I hope this doesn't come as a blow to anyone's ego, but the data format used in 32-bit audio recording was defined by the IEEE back in the 1980s for other purposes, back before it was common for digitized audio to be processed on computers. There were no readily available hardware audio interfaces for that purpose, certainly not at the consumer level, and personal computers were scarcely powerful enough to be worth using for processing audio anyway. Who wants to wait minutes each time just to hear the effect of a simple editing decision? Plus hard disk space back then was limited and very expensive; in the mid-80s a hard drive with enough space to hold the contents of one audio CD would have cost something like $2,000 in today's dollars.

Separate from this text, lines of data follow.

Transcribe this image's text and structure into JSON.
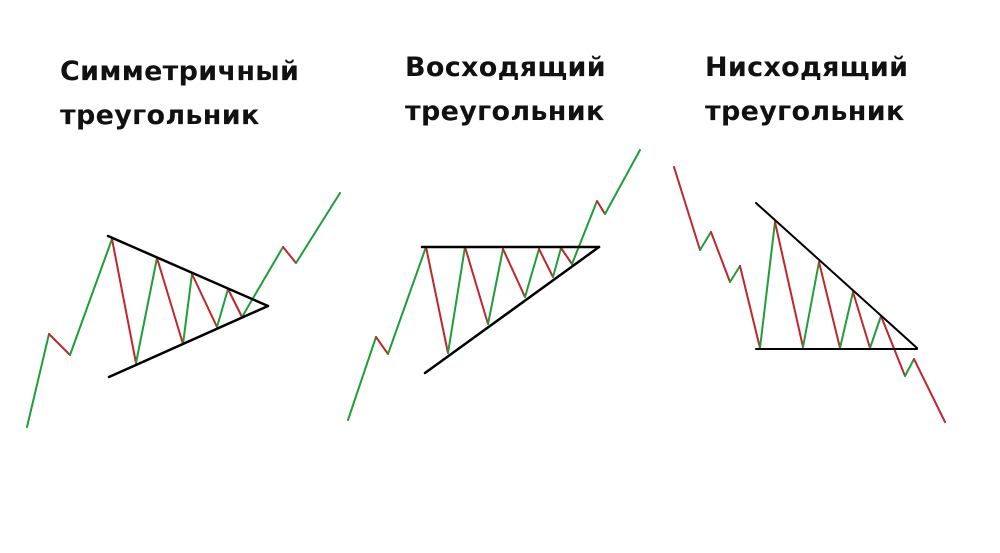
{
  "panels": [
    {
      "title_line1": "Симметричный",
      "title_line2": "треугольник"
    },
    {
      "title_line1": "Восходящий",
      "title_line2": "треугольник"
    },
    {
      "title_line1": "Нисходящий",
      "title_line2": "треугольник"
    }
  ],
  "colors": {
    "up": "#1e9e3a",
    "down": "#c0262c",
    "trendline": "#000000"
  }
}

But over time the IEEE floating-point formats (plural--the one used in audio is one of a set) became an ISO standard as well, and Intel and other CPU manufacturers supported it in the form of native instructions of a peculiar sort: As you ran a program, if it contained those instructions, their execution would be farmed out to a physically separate "numeric coprocessor" that your main CPU could talk to IF you had paid the extra bucks for one. The Intel 80286 CPU in your IBM PC AT would talk to an (optional) 80287 numeric co-processor; an i387 co-processor was available for the i386. The story with the 486 is murkier and beside the (fixed or floating) point. If, however, like most customers other than science labs, you didn't splurge for the co-processor and wanted to run software that relied on having one, those instructions could be emulated in library routines. Those were of course much, much slower than dedicated hardware. On the other hand the internal coordination of the CPU with the co-processor also carried a certain amount of overhead. So ever since the Pentium hit the fan, numeric coprocessing capability has been integrated into all CPUs that you would ever find in a PC of any kind.

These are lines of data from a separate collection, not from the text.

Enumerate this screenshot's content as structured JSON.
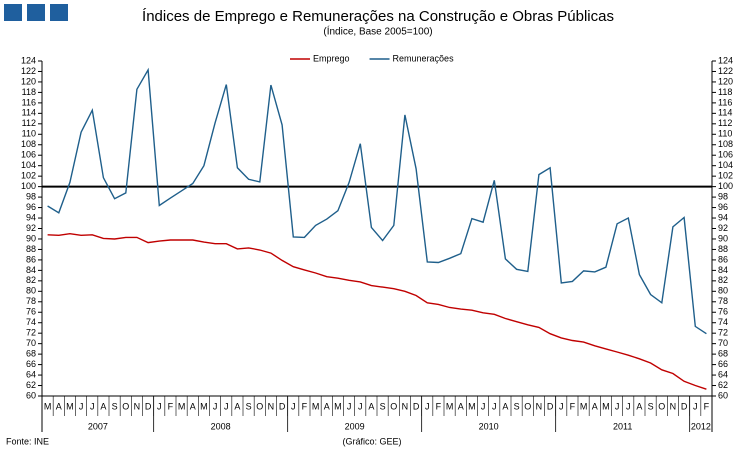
{
  "chart_data": {
    "type": "line",
    "title": "Índices de Emprego e Remunerações na Construção e Obras Públicas",
    "subtitle": "(Índice, Base 2005=100)",
    "source": "Fonte: INE",
    "credit": "(Gráfico: GEE)",
    "categories": [
      "M",
      "A",
      "M",
      "J",
      "J",
      "A",
      "S",
      "O",
      "N",
      "D",
      "J",
      "F",
      "M",
      "A",
      "M",
      "J",
      "J",
      "A",
      "S",
      "O",
      "N",
      "D",
      "J",
      "F",
      "M",
      "A",
      "M",
      "J",
      "J",
      "A",
      "S",
      "O",
      "N",
      "D",
      "J",
      "F",
      "M",
      "A",
      "M",
      "J",
      "J",
      "A",
      "S",
      "O",
      "N",
      "D",
      "J",
      "F",
      "M",
      "A",
      "M",
      "J",
      "J",
      "A",
      "S",
      "O",
      "N",
      "D",
      "J",
      "F"
    ],
    "year_groups": [
      {
        "label": "2007",
        "first": 0,
        "last": 9
      },
      {
        "label": "2008",
        "first": 10,
        "last": 21
      },
      {
        "label": "2009",
        "first": 22,
        "last": 33
      },
      {
        "label": "2010",
        "first": 34,
        "last": 45
      },
      {
        "label": "2011",
        "first": 46,
        "last": 57
      },
      {
        "label": "2012",
        "first": 58,
        "last": 59
      }
    ],
    "series": [
      {
        "name": "Emprego",
        "color": "#c00000",
        "values": [
          90.8,
          90.7,
          91.0,
          90.7,
          90.8,
          90.1,
          90.0,
          90.3,
          90.3,
          89.3,
          89.6,
          89.8,
          89.8,
          89.8,
          89.4,
          89.1,
          89.1,
          88.1,
          88.3,
          87.9,
          87.3,
          85.9,
          84.7,
          84.1,
          83.5,
          82.8,
          82.5,
          82.1,
          81.8,
          81.1,
          80.8,
          80.5,
          80.0,
          79.2,
          77.8,
          77.5,
          76.9,
          76.6,
          76.4,
          75.9,
          75.6,
          74.8,
          74.2,
          73.6,
          73.1,
          71.9,
          71.1,
          70.6,
          70.3,
          69.6,
          69.0,
          68.4,
          67.8,
          67.1,
          66.3,
          65.0,
          64.3,
          62.8,
          62.0,
          61.3
        ]
      },
      {
        "name": "Remunerações",
        "color": "#1f5f8b",
        "values": [
          96.3,
          95.0,
          100.8,
          110.4,
          114.6,
          101.7,
          97.7,
          98.8,
          118.6,
          122.3,
          96.4,
          97.8,
          99.2,
          100.6,
          104.0,
          112.2,
          119.5,
          103.6,
          101.4,
          100.9,
          119.4,
          111.8,
          90.4,
          90.3,
          92.6,
          93.8,
          95.4,
          100.8,
          108.2,
          92.2,
          89.7,
          92.6,
          113.7,
          103.4,
          85.6,
          85.5,
          86.3,
          87.2,
          93.9,
          93.2,
          101.2,
          86.2,
          84.2,
          83.8,
          102.3,
          103.6,
          81.6,
          81.9,
          83.9,
          83.7,
          84.6,
          92.9,
          94.0,
          83.2,
          79.4,
          77.8,
          92.3,
          94.1,
          73.3,
          71.9
        ]
      }
    ],
    "reference_line": 100,
    "ylim": [
      60,
      124
    ],
    "yticks": [
      60,
      62,
      64,
      66,
      68,
      70,
      72,
      74,
      76,
      78,
      80,
      82,
      84,
      86,
      88,
      90,
      92,
      94,
      96,
      98,
      100,
      102,
      104,
      106,
      108,
      110,
      112,
      114,
      116,
      118,
      120,
      122,
      124
    ],
    "y2lim": [
      60,
      124
    ],
    "y2ticks": [
      60,
      62,
      64,
      66,
      68,
      70,
      72,
      74,
      76,
      78,
      80,
      82,
      84,
      86,
      88,
      90,
      92,
      94,
      96,
      98,
      100,
      102,
      104,
      106,
      108,
      110,
      112,
      114,
      116,
      118,
      120,
      122,
      124
    ],
    "legend": "top"
  }
}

If a DAW operator is mixing many stems, trying out different EQ, reverb, levels and panning settings on each (some of which may be changing dynamically under software control), they don't want to have to wait minutes or hours for each proposed adjustment to "render" before they can hear what it will sound like. But they also want to leave the original stems unchanged so that they can revert any changes they've made, or revisit a decision later on. The more operations can be done in real time, the more flexible the software becomes, so on a dedicated workstation this can demand very large amounts of processing with multiple CPUs running in parallel. It makes anyone who remembers the original IBM PC with its 4.77 MHz 8088 (not even an 8086!) want to weep.